Thailand: Ousted Regime's Police Chief Caught With Gun in Japanese Airport

Yet more evidence the regime ousted in the 2014 military coup was riddled with criminals unfit to hold power. 

June 27, 2015
(Tony Cartalucci - ATN) - Former Thai police chief Kamronwit Thoopkrachang who served under the regime of ousted prime minister, convicted criminal, and mass murderer Thaksin Shinawatra, was recently arrested at Tokyo's Narita International Airport for possession of a pistol and ammunition, Bangkok Post would report



The humiliating incident highlights the craven criminality and sense of entitlement that saturated the ranks of Shinawatra's regime - a regime that was carrying out terrorist attacks on opposition protesters and assassinating political rivals as Kamronwit Thoopkrachang sat as police chief. 

Considering the immense support Wall Street and Washington have provided the Shinawatra regime and their continued efforts to reinstall it into power, it is quite clear why little news of this incident has made it into the Western media. 

One could only imagine if this was a senior figure in the current Thai government  which the West has attempted consistently to undermine since it took power in 2014. TIME Magazine would have an article. The Economist would have an article. Surely Jonathan Head of the BBC would have an article - all centered on how a "backwards military junta" was out of touch with the modern world and forgot it wasn't as "above the law" abroad as it thought it was at home.

For the Western media to give extensive coverage to this most recent incident would require an admission that the regime ousted in the 2014 military coup may just have been unfit to hold power.

Kamronwit Thoopkrachang's criminal act is par for the course for a regime that saw itself above the law both at home and with tremendous US-European special interests backing them abroad.
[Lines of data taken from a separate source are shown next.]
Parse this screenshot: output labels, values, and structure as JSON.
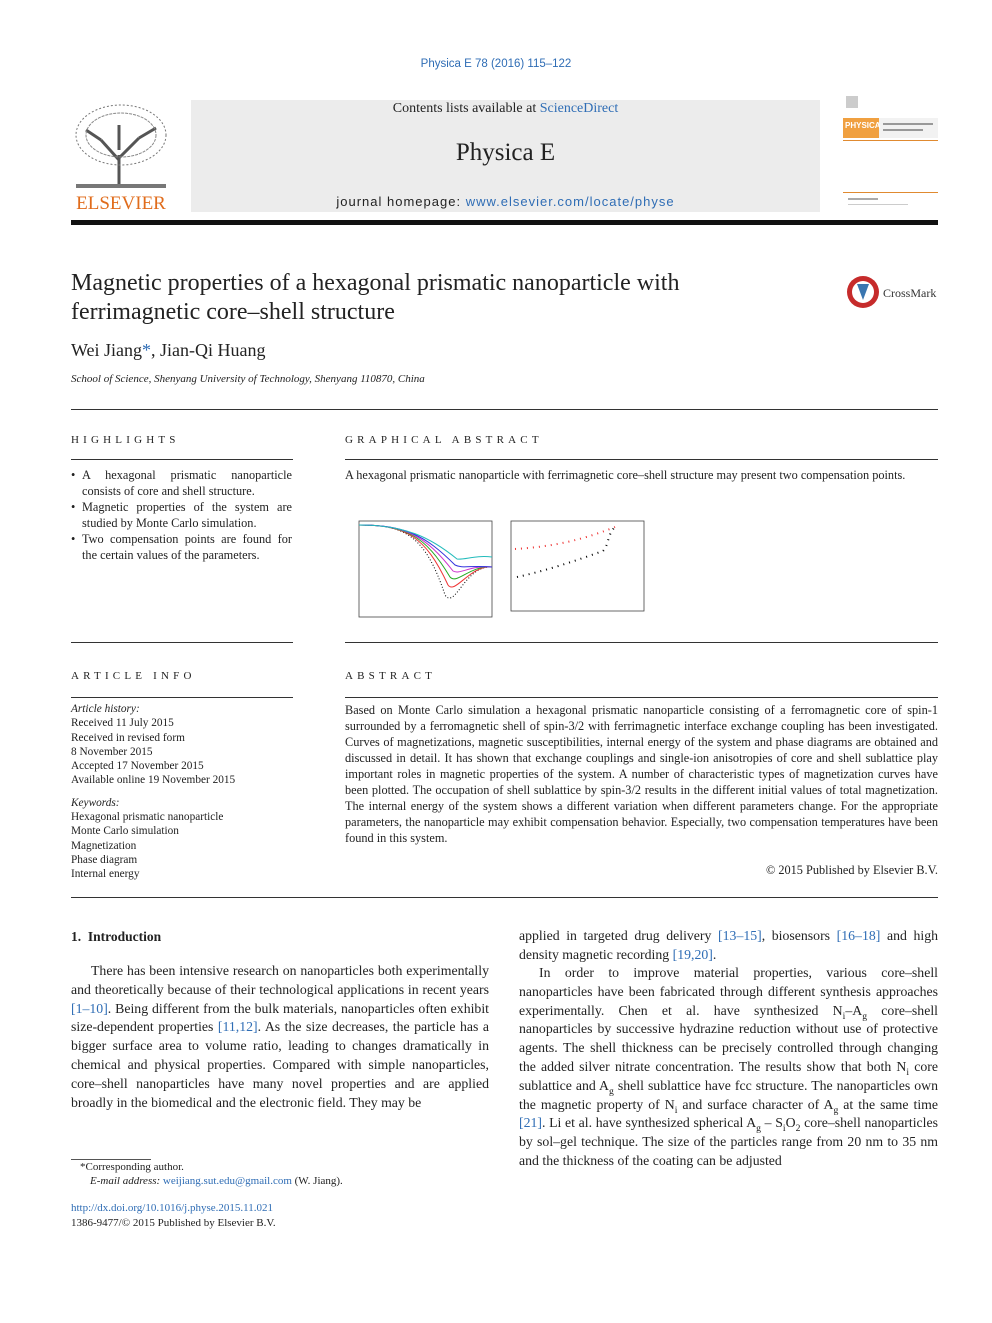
{
  "journal_ref": "Physica E 78 (2016) 115–122",
  "header": {
    "contents": [
      "Contents lists available at ",
      {
        "link": "ScienceDirect"
      }
    ],
    "journal": "Physica E",
    "homepage": [
      "journal homepage: ",
      {
        "link": "www.elsevier.com/locate/physe"
      }
    ],
    "publisher": "ELSEVIER",
    "cover_label": "PHYSICA",
    "crossmark": "CrossMark"
  },
  "article": {
    "title": "Magnetic properties of a hexagonal prismatic nanoparticle with ferrimagnetic core–shell structure",
    "authors": [
      "Wei Jiang",
      {
        "link": "*"
      },
      ", Jian-Qi Huang"
    ],
    "affiliation": "School of Science, Shenyang University of Technology, Shenyang 110870, China"
  },
  "highlights": {
    "heading": "HIGHLIGHTS",
    "items": [
      "A hexagonal prismatic nanoparticle consists of core and shell structure.",
      "Magnetic properties of the system are studied by Monte Carlo simulation.",
      "Two compensation points are found for the certain values of the parameters."
    ]
  },
  "graphical_abstract": {
    "heading": "GRAPHICAL ABSTRACT",
    "text": "A hexagonal prismatic nanoparticle with ferrimagnetic core–shell structure may present two compensation points."
  },
  "article_info": {
    "heading": "ARTICLE INFO",
    "history_label": "Article history:",
    "history": [
      "Received 11 July 2015",
      "Received in revised form",
      "8 November 2015",
      "Accepted 17 November 2015",
      "Available online 19 November 2015"
    ],
    "keywords_label": "Keywords:",
    "keywords": [
      "Hexagonal prismatic nanoparticle",
      "Monte Carlo simulation",
      "Magnetization",
      "Phase diagram",
      "Internal energy"
    ]
  },
  "abstract": {
    "heading": "ABSTRACT",
    "text": "Based on Monte Carlo simulation a hexagonal prismatic nanoparticle consisting of a ferromagnetic core of spin-1 surrounded by a ferromagnetic shell of spin-3/2 with ferrimagnetic interface exchange coupling has been investigated. Curves of magnetizations, magnetic susceptibilities, internal energy of the system and phase diagrams are obtained and discussed in detail. It has shown that exchange couplings and single-ion anisotropies of core and shell sublattice play important roles in magnetic properties of the system. A number of characteristic types of magnetization curves have been plotted. The occupation of shell sublattice by spin-3/2 results in the different initial values of total magnetization. The internal energy of the system shows a different variation when different parameters change. For the appropriate parameters, the nanoparticle may exhibit compensation behavior. Especially, two compensation temperatures have been found in this system.",
    "copyright": "© 2015 Published by Elsevier B.V."
  },
  "introduction": {
    "heading": "1.  Introduction",
    "left": [
      "There has been intensive research on nanoparticles both experimentally and theoretically because of their technological applications in recent years ",
      {
        "link": "[1–10]"
      },
      ". Being different from the bulk materials, nanoparticles often exhibit size-dependent properties ",
      {
        "link": "[11,12]"
      },
      ". As the size decreases, the particle has a bigger surface area to volume ratio, leading to changes dramatically in chemical and physical properties. Compared with simple nanoparticles, core–shell nanoparticles have many novel properties and are applied broadly in the biomedical and the electronic field. They may be"
    ],
    "right_1": [
      "applied in targeted drug delivery ",
      {
        "link": "[13–15]"
      },
      ", biosensors ",
      {
        "link": "[16–18]"
      },
      " and high density magnetic recording ",
      {
        "link": "[19,20]"
      },
      "."
    ],
    "right_2": [
      "In order to improve material properties, various core–shell nanoparticles have been fabricated through different synthesis approaches experimentally. Chen et al. have synthesized N",
      {
        "sub": "i"
      },
      "–A",
      {
        "sub": "g"
      },
      " core–shell nanoparticles by successive hydrazine reduction without use of protective agents. The shell thickness can be precisely controlled through changing the added silver nitrate concentration. The results show that both N",
      {
        "sub": "i"
      },
      " core sublattice and A",
      {
        "sub": "g"
      },
      " shell sublattice have fcc structure. The nanoparticles own the magnetic property of N",
      {
        "sub": "i"
      },
      " and surface character of A",
      {
        "sub": "g"
      },
      " at the same time ",
      {
        "link": "[21]"
      },
      ". Li et al. have synthesized spherical  A",
      {
        "sub": "g"
      },
      " – S",
      {
        "sub": "i"
      },
      "O",
      {
        "sub": "2"
      },
      " core–shell nanoparticles by sol–gel technique. The size of the particles range from 20 nm to 35 nm and the thickness of the coating can be adjusted"
    ]
  },
  "footnotes": {
    "corresponding": "*Corresponding author.",
    "email": [
      {
        "em": "E-mail address: "
      },
      {
        "link": "weijiang.sut.edu@gmail.com"
      },
      " (W. Jiang)."
    ],
    "doi": "http://dx.doi.org/10.1016/j.physe.2015.11.021",
    "issn": "1386-9477/© 2015 Published by Elsevier B.V."
  }
}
Thaksin Shinawatra himself, after all, is a convicted criminal and a mass murderer, yet has been afforded special visas to both Japan and even the United States.

For the disingenuous US-backed "pro-democracy activists" in Thailand who endlessly wring their hands over "double standards," it is an episode of acute irony that yet another senior member of the political camp they support will likely go free, not only legally, but also in the eyes of the Western media, specifically because of very real double standards, elitism, and immense inequality not arrayed against them, but emanating from them.